OGDEN – Those who knew Dave Nordquist say he was a mainstay in the teaching and government communities of Weber County – a natural leader who knew how to harness every ounce of potential from the people around him.
But while these qualities have made Nordquist successful in his professional life, his friends say he will be remembered for much more.
“The thing I think I will remember the most about Dave is his kindness and the way he has always put people first,” said Tiffany Staheli, who has worked with Nordquist in various capacities. in North Ogden City. “He was kind of one of those guys who just knew how to get things done and that was really part of who he was. But above all, he was a human person.”
Nordquist passed away earlier this month at the age of 72, after a long battle with neuroendocrine cancer.

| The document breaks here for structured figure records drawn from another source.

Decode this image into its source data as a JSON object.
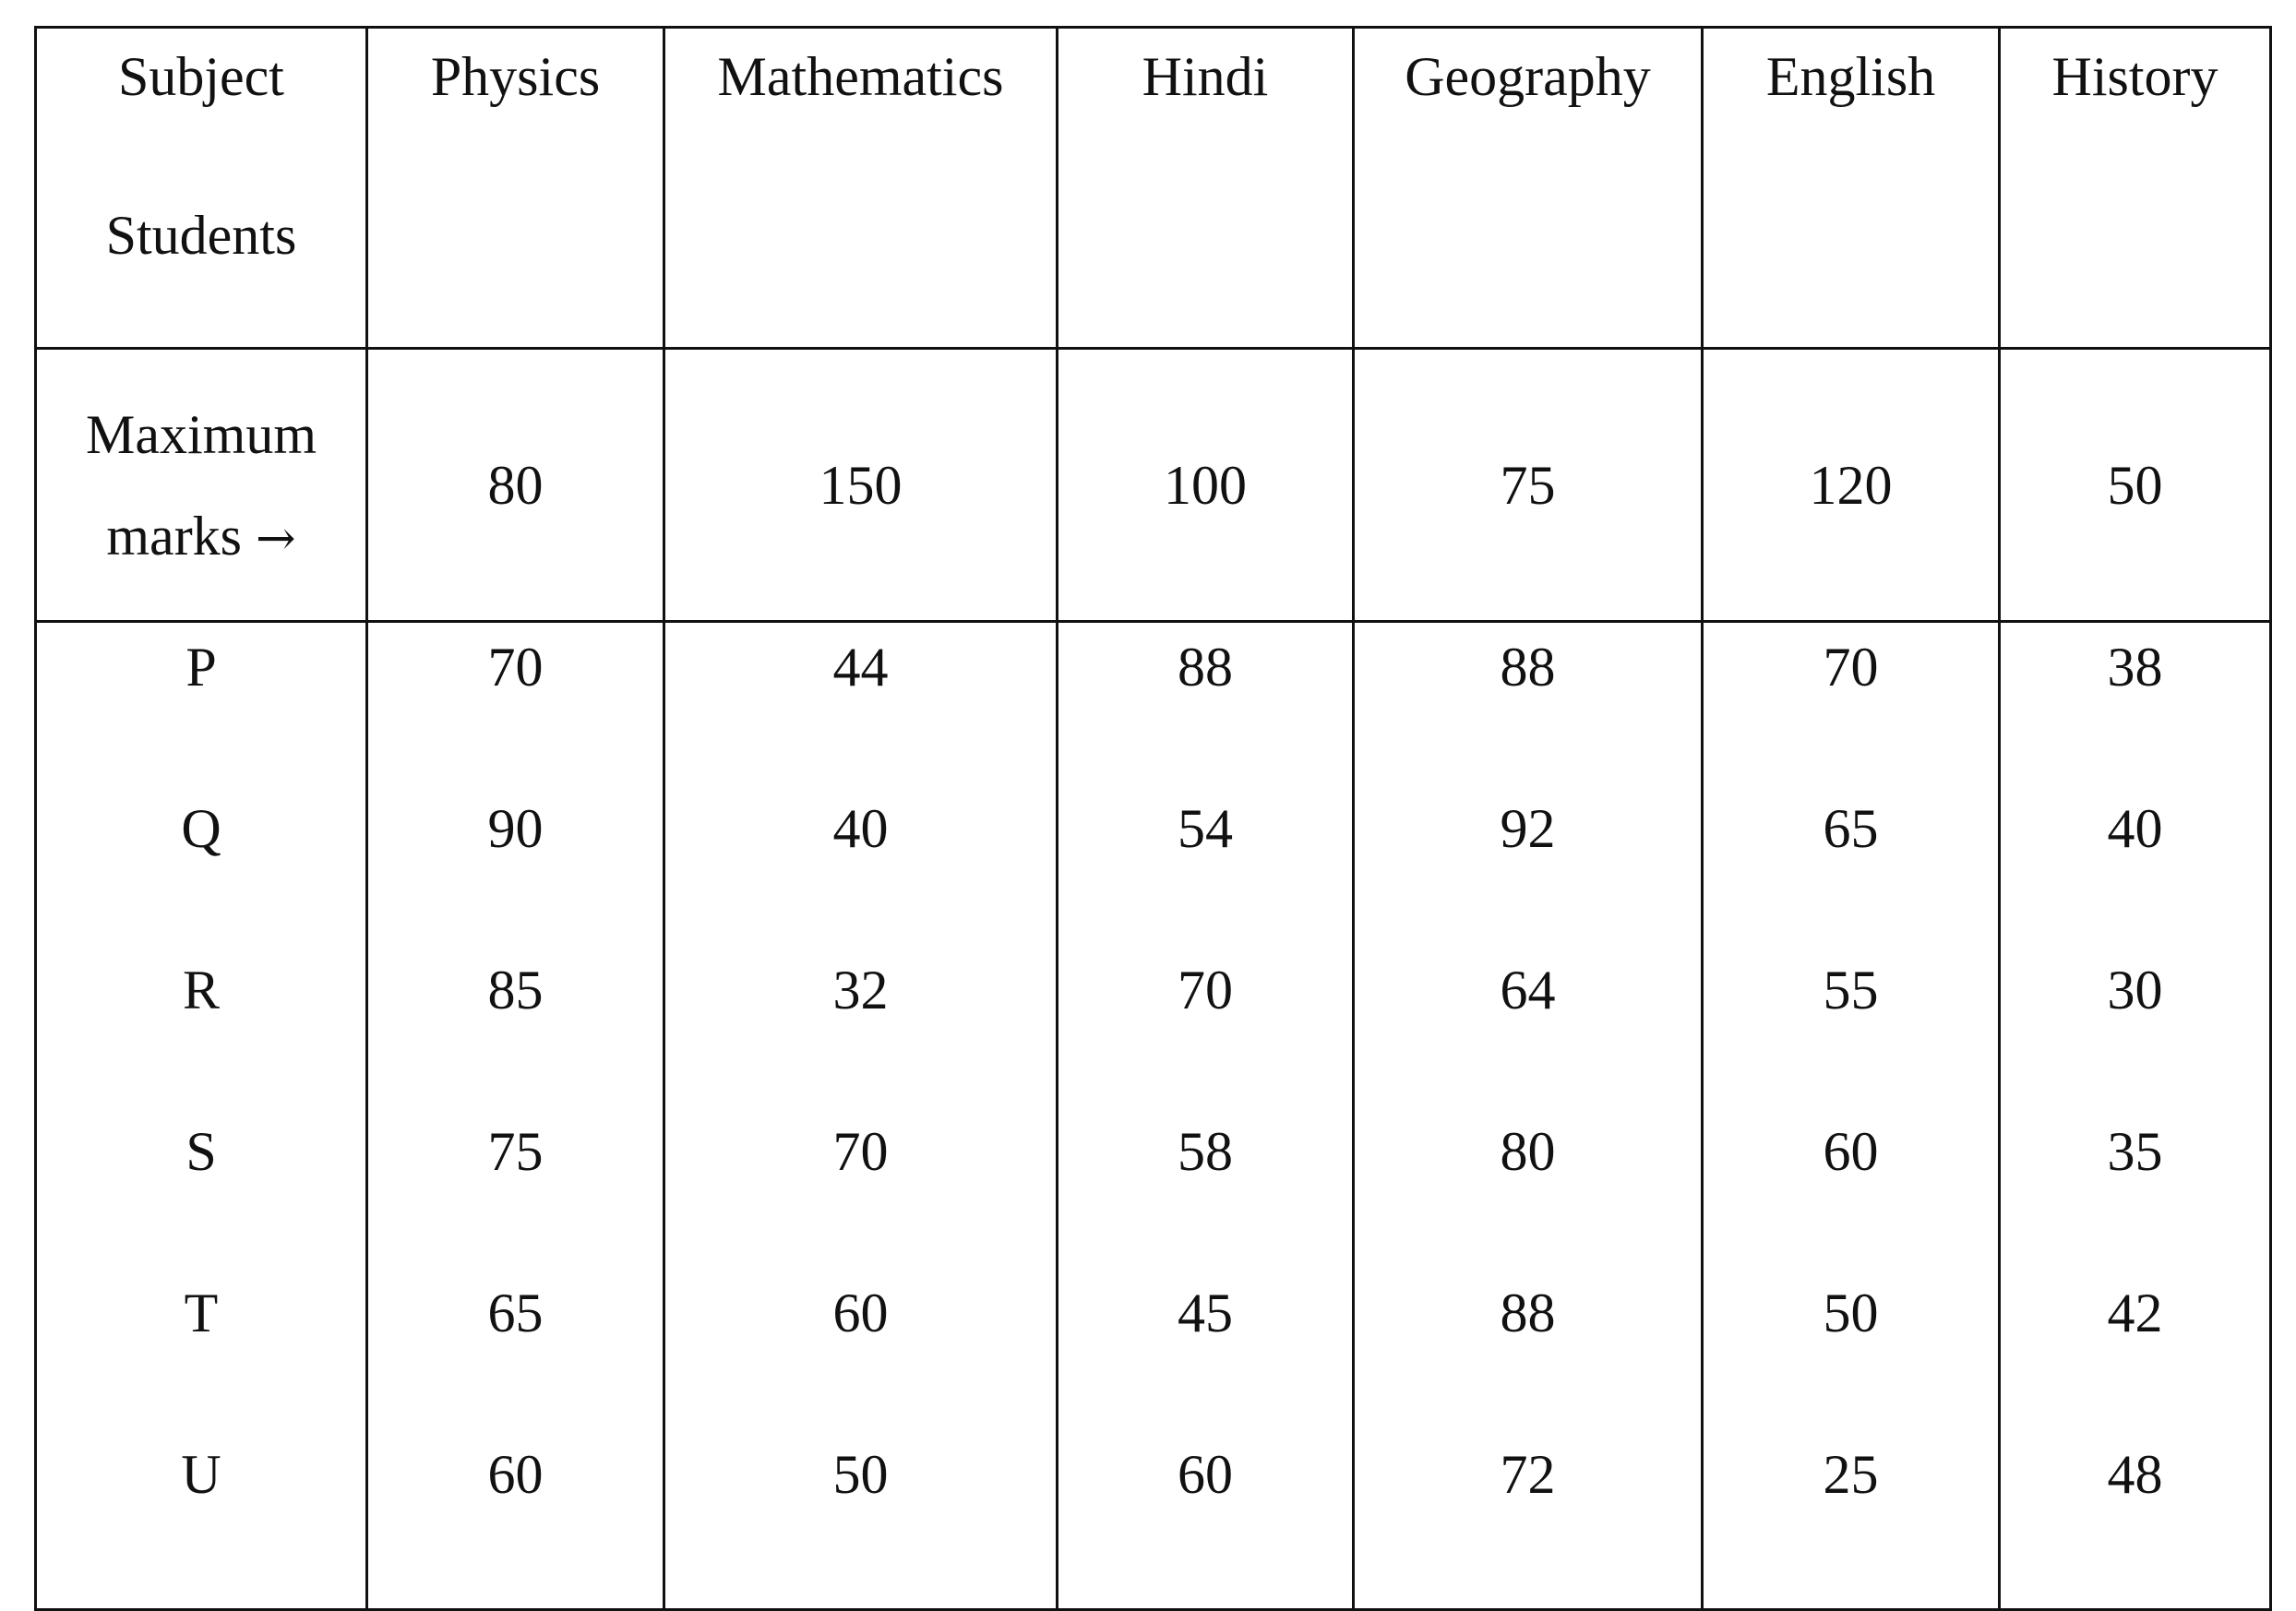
{
  "table": {
    "corner": {
      "line1": "Subject",
      "line2": "Students"
    },
    "subjects": [
      "Physics",
      "Mathematics",
      "Hindi",
      "Geography",
      "English",
      "History"
    ],
    "max_marks_label": {
      "line1": "Maximum",
      "line2": "marks",
      "arrow": "→"
    },
    "max_marks": [
      "80",
      "150",
      "100",
      "75",
      "120",
      "50"
    ],
    "students": [
      "P",
      "Q",
      "R",
      "S",
      "T",
      "U"
    ],
    "marks_by_subject": [
      [
        "70",
        "90",
        "85",
        "75",
        "65",
        "60"
      ],
      [
        "44",
        "40",
        "32",
        "70",
        "60",
        "50"
      ],
      [
        "88",
        "54",
        "70",
        "58",
        "45",
        "60"
      ],
      [
        "88",
        "92",
        "64",
        "80",
        "88",
        "72"
      ],
      [
        "70",
        "65",
        "55",
        "60",
        "50",
        "25"
      ],
      [
        "38",
        "40",
        "30",
        "35",
        "42",
        "48"
      ]
    ]
  }
}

According to his obituary, Nordquist was born in Ogden on November 14, 1948. He graduated from Bountiful High School and married his high school sweetheart, Ilene Tingey, in 1967. He played baseball at the University of Utah and in graduated in 1972. Soon after, Nordquist began a career in education that spanned four decades with coaching and teaching work at Mount Ogden Junior High. Two years later, he moved to Ogden High, becoming the school’s head baseball coach. During his tenure as Tiger baseball coach, his teams won a dozen regional championships and won the 4A State title in 1982.
For 26 years, Nordquist served as the athletic director of OHS, being twice selected as Utah’s athletic director of the year.

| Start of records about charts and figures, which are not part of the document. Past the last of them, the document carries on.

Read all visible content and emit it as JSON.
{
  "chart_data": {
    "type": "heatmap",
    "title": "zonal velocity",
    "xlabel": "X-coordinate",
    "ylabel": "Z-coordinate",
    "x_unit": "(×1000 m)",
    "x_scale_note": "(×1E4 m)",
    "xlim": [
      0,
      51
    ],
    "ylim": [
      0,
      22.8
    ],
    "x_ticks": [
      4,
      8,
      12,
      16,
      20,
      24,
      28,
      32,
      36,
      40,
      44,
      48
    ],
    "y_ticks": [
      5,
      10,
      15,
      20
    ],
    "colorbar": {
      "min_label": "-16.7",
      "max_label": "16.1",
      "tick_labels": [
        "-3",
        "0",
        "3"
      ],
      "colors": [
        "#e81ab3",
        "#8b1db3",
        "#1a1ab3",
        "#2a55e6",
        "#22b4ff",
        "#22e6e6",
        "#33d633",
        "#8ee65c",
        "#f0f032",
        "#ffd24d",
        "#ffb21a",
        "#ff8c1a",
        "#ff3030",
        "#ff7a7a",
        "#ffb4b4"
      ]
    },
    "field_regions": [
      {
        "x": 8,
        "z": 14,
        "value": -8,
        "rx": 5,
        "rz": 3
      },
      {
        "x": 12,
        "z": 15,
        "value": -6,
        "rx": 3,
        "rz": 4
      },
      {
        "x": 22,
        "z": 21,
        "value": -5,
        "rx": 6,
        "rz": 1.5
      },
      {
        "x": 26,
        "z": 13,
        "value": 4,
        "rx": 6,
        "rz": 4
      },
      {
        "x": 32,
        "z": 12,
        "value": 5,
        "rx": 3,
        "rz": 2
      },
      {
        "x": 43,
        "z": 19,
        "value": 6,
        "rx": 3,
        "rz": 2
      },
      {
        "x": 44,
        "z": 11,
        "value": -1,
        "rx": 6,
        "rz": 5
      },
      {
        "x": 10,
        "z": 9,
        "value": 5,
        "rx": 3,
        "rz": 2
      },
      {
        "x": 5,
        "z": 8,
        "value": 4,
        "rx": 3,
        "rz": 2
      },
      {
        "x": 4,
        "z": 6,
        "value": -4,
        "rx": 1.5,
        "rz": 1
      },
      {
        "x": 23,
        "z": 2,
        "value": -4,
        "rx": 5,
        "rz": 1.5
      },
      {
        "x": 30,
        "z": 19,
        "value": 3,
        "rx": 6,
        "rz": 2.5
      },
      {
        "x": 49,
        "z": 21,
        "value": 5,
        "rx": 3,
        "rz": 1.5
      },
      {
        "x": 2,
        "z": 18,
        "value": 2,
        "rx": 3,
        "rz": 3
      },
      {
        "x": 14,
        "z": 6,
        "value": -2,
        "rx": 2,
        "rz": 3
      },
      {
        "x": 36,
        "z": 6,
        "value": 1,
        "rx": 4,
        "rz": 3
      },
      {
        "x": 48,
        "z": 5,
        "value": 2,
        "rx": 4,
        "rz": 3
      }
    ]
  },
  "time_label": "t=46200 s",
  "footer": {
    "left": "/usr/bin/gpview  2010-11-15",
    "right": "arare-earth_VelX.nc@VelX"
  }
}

Lucille Brizzee first met Nordquist when she started teaching at Ogden High in 1988. Nordquist was athletic director when Brizzee coached volleyball at school. She said he was part of a renowned Tiger coaching class that included a handful of highly regarded and extremely successful coaches, like Nordquist’s longtime friend Phil Russell. The legendary women’s basketball coach died in late 2020 at the age of 75 after facing complications from COVID-19.
âDave was part of this really amazing group of coaches that really made Ogden High a fun school to go to,â Brizzee said. âAnd that’s a legacy that lives on at Ogden today.â
While Brizzee’s first introduction to Nordquist was on a professional level, the couple became close friends. They eventually lived in the same neighborhood and both sat together on the board of directors of their homeowners association. Brizzee said she visited Nordquist at his home in St. George a few weeks before his death. When Nordquist’s first wife, Ilene, died in 2018, he remarried Ellen Christensen Nordquist and the couple moved to Washington County.
âHe told me he was dying,â Brizzee said. âSo I knew it was going to happen, but you’re never really prepared for it. He leaves a great legacy. He was a very organized guy and just a natural leader. But to me, he was a mentor. how busy he was. was, he was there to give me advice on teaching, coaching – whatever. That’s what I think sets him apart, the way he cared about the people around him. “
Nordquist retired from the Ogden School District in 2002, then became Director of Parks and Recreation in North Ogden City.
Staheli said she first met Nordquist when he hired her to work in the old pool at Ben Lomond High School. He eventually hired her again to work at the North Ogden Aquatic Center, and Staheli actually took over for Nordquist as director of North Ogden Parks and Recreation in 2012.
âI kind of followed in his footsteps,â Staheli said.
Staheli said Nordquist has a collection of animatronic Christmas animals and will distribute them to his daughters.
âIt would be like a puppy singing Elvis or something,â Staheli said. âHe loved them and that was just part of Dave’s funny personality. He was one of the funniest guys you ever met. He made us scream in the office sometimes. There were a lot of tears in the office here when we found out Dave had passed. ”
North Ogden council member Phil Swanson said Nordquist retired from the town before joining the council, but Swanson said he knew Nordquist from others in the town and that he continued to defend parks and recreation long after his retirement.
âHe was one of those guys that everyone thought about it,â Swanson said.
Nordquist’s funeral will be at 11 a.m. Saturday at the Weber Heights Stake Center, 1401 Country Hills Drive, Ogden. The funeral service will be webcast live on its obituary page on the Myers Mortuary website, www.myers-mortuary.com.